A little bit beyond projectile motion.

[faust9]

Ok, here's the deal. I have a projectile motion project that goes a little beyond the normal "ideal projectile" problems.

The project consisted of shooting a projectile from a device that, within a few percent, launched a projectile at the same initial velocity every time it is fired. The launcher has an adjustable launch angle and shoots a ping-pong ball sized 5g projectile with a rough surface (yellow foam ball). My team shot the ball ten times at 15,30,45, and 60 degrees and then measure the distance traveled. We were told this data will be used later this week to find the drag coefficient of the ball but for today I simply need to develop a general equation of motion given:

v_0=100m/s,\ \theta=30^\circ,\ m_{proj}=20kg and various values of K.

Also, the force of drag is described as F_D=-Kv^2

where K is the drag coefficient and v is velocity.

I need to develop the equations of motion in terms of x and y for this "test" projectile which I will use later on to find the drag coefficient of our yellow ball and predict the range of the ball given an angle of launch.

I know I need 2 second order ODE's which I can convert to four first order ODE's, but I don't know where to start or how to start.

I have my FBD--a round ball with weight parallel to the y-axis and drag opposite to the direction of velocity.
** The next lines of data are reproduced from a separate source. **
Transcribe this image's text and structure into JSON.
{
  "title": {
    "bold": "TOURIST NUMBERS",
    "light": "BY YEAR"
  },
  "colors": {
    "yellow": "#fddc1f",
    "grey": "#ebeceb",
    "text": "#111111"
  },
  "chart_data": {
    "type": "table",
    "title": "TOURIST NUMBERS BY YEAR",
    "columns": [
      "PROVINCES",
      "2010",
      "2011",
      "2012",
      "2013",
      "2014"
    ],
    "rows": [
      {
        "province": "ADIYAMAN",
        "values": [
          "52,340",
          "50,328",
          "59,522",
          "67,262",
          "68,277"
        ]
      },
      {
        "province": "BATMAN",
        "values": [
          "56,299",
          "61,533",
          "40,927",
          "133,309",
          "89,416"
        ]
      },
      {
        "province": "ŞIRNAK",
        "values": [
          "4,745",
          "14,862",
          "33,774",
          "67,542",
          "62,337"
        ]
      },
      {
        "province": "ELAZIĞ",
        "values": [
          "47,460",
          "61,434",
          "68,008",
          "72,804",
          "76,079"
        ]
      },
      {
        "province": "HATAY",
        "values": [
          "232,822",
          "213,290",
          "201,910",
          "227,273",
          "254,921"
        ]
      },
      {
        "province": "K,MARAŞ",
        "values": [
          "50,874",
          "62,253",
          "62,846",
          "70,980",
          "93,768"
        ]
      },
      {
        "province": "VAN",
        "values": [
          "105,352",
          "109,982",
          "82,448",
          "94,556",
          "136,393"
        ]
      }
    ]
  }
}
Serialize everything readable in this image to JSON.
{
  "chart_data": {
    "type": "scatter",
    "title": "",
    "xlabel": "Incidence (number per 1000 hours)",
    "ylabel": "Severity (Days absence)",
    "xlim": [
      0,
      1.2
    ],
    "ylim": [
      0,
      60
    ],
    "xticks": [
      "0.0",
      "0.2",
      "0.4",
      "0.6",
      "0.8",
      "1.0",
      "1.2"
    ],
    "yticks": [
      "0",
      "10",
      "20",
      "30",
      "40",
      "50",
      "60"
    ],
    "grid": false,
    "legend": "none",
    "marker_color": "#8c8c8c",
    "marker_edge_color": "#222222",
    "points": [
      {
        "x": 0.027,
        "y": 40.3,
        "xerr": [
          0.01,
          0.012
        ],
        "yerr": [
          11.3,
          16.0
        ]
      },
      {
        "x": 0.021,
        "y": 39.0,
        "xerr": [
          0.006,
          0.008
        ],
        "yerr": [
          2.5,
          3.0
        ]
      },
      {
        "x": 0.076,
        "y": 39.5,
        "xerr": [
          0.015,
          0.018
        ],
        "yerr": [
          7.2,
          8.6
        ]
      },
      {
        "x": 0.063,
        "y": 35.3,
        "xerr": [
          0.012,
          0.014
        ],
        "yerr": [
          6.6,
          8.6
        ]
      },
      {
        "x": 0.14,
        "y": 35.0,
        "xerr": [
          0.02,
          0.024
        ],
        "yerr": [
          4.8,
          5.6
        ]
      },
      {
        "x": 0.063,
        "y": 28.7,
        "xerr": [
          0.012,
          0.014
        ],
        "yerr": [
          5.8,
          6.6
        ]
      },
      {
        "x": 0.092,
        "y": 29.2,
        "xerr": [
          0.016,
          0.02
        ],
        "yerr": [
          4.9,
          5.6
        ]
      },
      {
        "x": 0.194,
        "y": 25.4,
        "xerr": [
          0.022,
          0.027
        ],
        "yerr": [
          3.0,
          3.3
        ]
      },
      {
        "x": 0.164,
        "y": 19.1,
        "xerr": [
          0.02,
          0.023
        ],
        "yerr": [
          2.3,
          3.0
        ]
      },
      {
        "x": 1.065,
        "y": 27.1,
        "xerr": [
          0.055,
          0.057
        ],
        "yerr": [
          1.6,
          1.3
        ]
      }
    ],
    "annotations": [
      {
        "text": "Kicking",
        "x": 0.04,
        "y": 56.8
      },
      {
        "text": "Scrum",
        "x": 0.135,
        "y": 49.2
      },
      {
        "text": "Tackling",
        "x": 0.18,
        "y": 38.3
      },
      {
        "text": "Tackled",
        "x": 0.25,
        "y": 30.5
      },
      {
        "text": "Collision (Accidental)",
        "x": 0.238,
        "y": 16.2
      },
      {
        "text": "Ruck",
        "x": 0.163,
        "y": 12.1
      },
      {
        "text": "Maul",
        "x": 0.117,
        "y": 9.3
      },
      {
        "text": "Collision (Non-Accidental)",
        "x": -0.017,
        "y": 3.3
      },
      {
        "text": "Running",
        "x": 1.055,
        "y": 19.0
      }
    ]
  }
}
Any help would be greatly appreciated here. Thanks in advance.

 

[TenaliRaman]

what equations did u get from ur FBD?
Also give ur thoughts on how u think u would like to proceed?

-- AI
P.S -> Man this is fun ... i wish i had done physics this way ... :(

 

[faust9]

That's the thing. We are told to express our equations of motion in terms of x/y but I don't know how to do that. My I get the following from my FBD:

i: m\vec a=-\vec F_{Dx}

j: m\vec a=-\vec F_{Dy} \sin - \vec W

I know that \vec a=\ddot {x} i+\ddot {y} j

I don't see how this helps though because theta is changing as is the acceleration.

[edit] I've combined forces in the x/y direction to get:

i direction: \ddot{x}=\frac{-F_{Dx}}{m}

j direction: \ddot{y}=\frac{-F_{Dy}}{m}-g

 

[faust9]

i direction: \ddot{x}=\frac{-Kv^2\cos \theta}{m}

j direction: \ddot{y}=\frac{-Kv^2\sin \theta}{m}-g

Is this correct thus far?

 

[faust9]

In know also that \dot{x}(0)=100\frac{m}{s}\cos \theta,\ \dot{y}(0)=100\frac{m}{s}\sin \theta and x(0)=0,\ y(0)=0

 

[faust9]

OK, I've got this so far:

m\ddot x+Kv^2\cos \theta=0
m\ddot y+Kv^2\sin \theta+mg=0

I have to use MATLAB to display a graph of this using the ODE45 function. Unfortunetly, I've never used MATLAB before so this is quite a problem.

From whay I understand, I have to set up an m-file containing a vector where all of the ODE functions are stored.

I think I need a vector like this : v={v(1),v(2),v(3),v(4)} where:

v(1)=x
v(2)=y
v(3)=x_dot
v(4)=y_dot

I also have the following:\dot x(1)=x(3), \dot x(2)=x(4), \dot x(3)=\ddot x, and \dot x(4)=\ddot y.

thus:
m\dot x(3)+Kv^2\cos \theta=0
m\dot x(4)+Kv^2\sin \theta+mg=0

which I can solve for x_dot (x(3)_dot) and y_dot(x(4)_dot) but I'm not entirely sure if I need to:
\dot x(3)=\frac{-Kv^2\cos \theta}{m}
\dot x(4)=\frac{-Kv^2\sin \theta}{m}-g

I am so lost with this right now. What exactly do I do with the above to get a plot of projectile motion in terms of x and y and a plot of velocity in terms of x and y? Is there anyone out there who can help?